Dass den armen Ländern der Kampf gegen den Hunger gelingt, ist
nicht nur ein moralisches Muss in einer Welt, in der es eigentlich
genug zu essen gäbe, sondern liegt auch in unserem eigenen
Interesse: In einer globalisierten Welt wird der Hunger nicht
zunehmen, ohne dass wir dieses ebenfalls spüren.
Abhängigkeit von fossilen Brennstoffen
Die Ertragssteigerung der industrialisierten Landwirtschaft kam vor
allem durch eine massive Steigerung der Inputs (Düngemittel,
Maschineneinsatz) zustande.
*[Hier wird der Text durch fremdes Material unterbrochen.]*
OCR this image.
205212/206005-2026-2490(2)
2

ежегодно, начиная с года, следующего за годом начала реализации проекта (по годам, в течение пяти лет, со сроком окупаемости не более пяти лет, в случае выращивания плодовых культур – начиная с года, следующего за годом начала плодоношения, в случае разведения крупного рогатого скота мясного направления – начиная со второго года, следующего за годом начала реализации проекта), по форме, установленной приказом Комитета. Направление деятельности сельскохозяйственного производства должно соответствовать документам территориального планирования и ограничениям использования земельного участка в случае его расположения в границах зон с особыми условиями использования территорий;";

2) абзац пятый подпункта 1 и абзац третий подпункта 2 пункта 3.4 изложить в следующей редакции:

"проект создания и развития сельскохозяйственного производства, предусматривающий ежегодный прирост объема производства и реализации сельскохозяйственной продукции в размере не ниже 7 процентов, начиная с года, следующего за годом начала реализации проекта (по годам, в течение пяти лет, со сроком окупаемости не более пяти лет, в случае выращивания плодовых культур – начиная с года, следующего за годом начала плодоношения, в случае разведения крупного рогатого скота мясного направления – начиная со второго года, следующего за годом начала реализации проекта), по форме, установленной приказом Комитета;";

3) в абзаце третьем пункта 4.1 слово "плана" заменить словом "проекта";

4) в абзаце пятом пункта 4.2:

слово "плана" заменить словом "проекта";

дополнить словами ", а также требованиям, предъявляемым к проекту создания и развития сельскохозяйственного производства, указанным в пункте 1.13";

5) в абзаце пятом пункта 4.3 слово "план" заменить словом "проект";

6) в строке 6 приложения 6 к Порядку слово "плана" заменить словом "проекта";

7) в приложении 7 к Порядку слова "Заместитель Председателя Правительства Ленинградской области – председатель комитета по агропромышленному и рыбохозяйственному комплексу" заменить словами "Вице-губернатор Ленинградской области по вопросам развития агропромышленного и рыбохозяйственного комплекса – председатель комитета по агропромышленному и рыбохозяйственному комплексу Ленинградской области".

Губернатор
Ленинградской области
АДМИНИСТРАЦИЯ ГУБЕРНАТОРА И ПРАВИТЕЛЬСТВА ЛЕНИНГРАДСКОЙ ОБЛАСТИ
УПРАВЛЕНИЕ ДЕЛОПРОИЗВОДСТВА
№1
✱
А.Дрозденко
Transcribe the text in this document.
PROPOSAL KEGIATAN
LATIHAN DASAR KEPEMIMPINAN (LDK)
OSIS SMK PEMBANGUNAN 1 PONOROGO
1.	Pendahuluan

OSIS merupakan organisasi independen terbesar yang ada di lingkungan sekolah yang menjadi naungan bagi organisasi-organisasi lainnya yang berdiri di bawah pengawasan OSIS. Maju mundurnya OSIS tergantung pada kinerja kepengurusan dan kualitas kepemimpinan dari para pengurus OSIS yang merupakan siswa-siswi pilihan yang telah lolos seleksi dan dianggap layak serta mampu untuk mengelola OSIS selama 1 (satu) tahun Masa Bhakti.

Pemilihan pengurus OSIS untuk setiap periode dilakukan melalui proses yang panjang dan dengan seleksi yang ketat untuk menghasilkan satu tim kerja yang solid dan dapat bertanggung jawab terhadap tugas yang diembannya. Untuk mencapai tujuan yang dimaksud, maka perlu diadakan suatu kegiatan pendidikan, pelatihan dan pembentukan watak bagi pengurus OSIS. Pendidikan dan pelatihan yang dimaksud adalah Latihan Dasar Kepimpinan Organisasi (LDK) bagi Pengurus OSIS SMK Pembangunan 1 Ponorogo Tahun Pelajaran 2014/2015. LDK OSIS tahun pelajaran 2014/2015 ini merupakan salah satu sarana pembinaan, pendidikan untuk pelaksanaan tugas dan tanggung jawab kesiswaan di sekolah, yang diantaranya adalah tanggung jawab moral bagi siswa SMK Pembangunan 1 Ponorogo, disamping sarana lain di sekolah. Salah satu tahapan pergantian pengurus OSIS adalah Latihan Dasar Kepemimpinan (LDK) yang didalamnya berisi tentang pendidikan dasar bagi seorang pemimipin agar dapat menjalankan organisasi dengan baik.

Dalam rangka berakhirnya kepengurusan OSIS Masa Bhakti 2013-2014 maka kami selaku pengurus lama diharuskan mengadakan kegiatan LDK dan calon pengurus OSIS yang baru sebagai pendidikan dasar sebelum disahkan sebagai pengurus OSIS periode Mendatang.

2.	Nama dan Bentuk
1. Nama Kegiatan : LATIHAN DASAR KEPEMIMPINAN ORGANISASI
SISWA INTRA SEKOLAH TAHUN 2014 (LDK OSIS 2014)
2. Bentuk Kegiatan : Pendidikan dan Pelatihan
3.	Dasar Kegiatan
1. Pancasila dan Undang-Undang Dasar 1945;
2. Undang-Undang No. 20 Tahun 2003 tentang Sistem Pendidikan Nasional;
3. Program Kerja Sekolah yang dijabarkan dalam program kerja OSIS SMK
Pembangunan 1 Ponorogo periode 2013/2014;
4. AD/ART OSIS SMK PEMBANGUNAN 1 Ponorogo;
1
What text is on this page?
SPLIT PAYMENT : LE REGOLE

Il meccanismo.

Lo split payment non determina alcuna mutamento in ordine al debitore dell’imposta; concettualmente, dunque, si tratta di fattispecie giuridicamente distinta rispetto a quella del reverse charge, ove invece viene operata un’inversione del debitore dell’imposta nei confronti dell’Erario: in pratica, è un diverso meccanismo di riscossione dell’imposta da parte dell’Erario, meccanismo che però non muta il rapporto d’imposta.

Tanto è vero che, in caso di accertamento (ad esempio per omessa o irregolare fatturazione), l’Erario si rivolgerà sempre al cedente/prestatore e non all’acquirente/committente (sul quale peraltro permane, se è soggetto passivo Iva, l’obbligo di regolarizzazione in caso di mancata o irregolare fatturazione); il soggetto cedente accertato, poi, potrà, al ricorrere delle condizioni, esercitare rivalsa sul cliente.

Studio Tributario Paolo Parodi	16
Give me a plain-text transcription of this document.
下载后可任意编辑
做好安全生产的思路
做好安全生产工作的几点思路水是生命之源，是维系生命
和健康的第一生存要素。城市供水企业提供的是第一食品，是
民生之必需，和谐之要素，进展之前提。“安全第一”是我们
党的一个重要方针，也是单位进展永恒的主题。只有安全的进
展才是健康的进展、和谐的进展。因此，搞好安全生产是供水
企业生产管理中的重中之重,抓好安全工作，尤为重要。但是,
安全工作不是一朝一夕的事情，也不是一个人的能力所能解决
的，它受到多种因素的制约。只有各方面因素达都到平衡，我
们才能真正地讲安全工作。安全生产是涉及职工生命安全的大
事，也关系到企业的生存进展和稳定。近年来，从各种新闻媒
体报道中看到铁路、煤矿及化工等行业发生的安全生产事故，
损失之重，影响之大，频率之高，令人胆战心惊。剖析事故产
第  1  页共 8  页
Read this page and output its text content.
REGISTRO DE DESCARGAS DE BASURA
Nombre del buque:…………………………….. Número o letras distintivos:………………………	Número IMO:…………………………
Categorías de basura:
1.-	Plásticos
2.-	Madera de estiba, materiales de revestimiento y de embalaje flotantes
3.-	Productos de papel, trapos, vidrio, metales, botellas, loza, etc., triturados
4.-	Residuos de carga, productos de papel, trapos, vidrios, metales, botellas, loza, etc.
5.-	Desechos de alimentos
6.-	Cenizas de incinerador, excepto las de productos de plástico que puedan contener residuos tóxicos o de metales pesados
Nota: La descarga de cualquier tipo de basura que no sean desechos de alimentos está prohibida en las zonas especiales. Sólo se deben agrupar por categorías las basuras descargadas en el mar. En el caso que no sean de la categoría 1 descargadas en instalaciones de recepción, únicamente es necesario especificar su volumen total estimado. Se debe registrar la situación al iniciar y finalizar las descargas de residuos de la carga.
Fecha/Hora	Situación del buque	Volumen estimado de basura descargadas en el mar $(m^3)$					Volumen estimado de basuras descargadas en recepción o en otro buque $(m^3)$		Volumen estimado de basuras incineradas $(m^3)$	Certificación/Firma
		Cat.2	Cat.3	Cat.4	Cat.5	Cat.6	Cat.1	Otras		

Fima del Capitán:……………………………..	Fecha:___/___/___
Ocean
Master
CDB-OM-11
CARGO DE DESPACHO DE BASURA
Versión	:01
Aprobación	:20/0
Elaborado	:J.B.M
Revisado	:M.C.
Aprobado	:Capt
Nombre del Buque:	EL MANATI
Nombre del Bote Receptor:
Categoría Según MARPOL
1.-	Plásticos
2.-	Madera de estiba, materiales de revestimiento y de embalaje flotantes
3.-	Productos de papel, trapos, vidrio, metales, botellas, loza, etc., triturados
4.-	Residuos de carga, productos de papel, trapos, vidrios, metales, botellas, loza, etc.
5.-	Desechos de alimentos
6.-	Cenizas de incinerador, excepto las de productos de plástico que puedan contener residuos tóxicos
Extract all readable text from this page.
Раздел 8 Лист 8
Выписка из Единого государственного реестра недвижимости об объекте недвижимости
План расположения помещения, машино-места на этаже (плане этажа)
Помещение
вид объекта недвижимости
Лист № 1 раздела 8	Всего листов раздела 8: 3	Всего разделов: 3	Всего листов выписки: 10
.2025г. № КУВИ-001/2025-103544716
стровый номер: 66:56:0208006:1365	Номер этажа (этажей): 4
Diese und die Globalisierung der
Landwirtschaft führte aber auch dazu, dass die Landwirtschaft heute
ebenso von billigem Öl und Gas (für Treibstoffe und zur Herstellung
von Düngemitteln) abhängig ist wie der Rest der
Industriegesellschaft auch; in der industriellen Landwirtschaft
werden heute pro Kalorie erzeugter Nahrungsenergie 1,6 Kalorien (250)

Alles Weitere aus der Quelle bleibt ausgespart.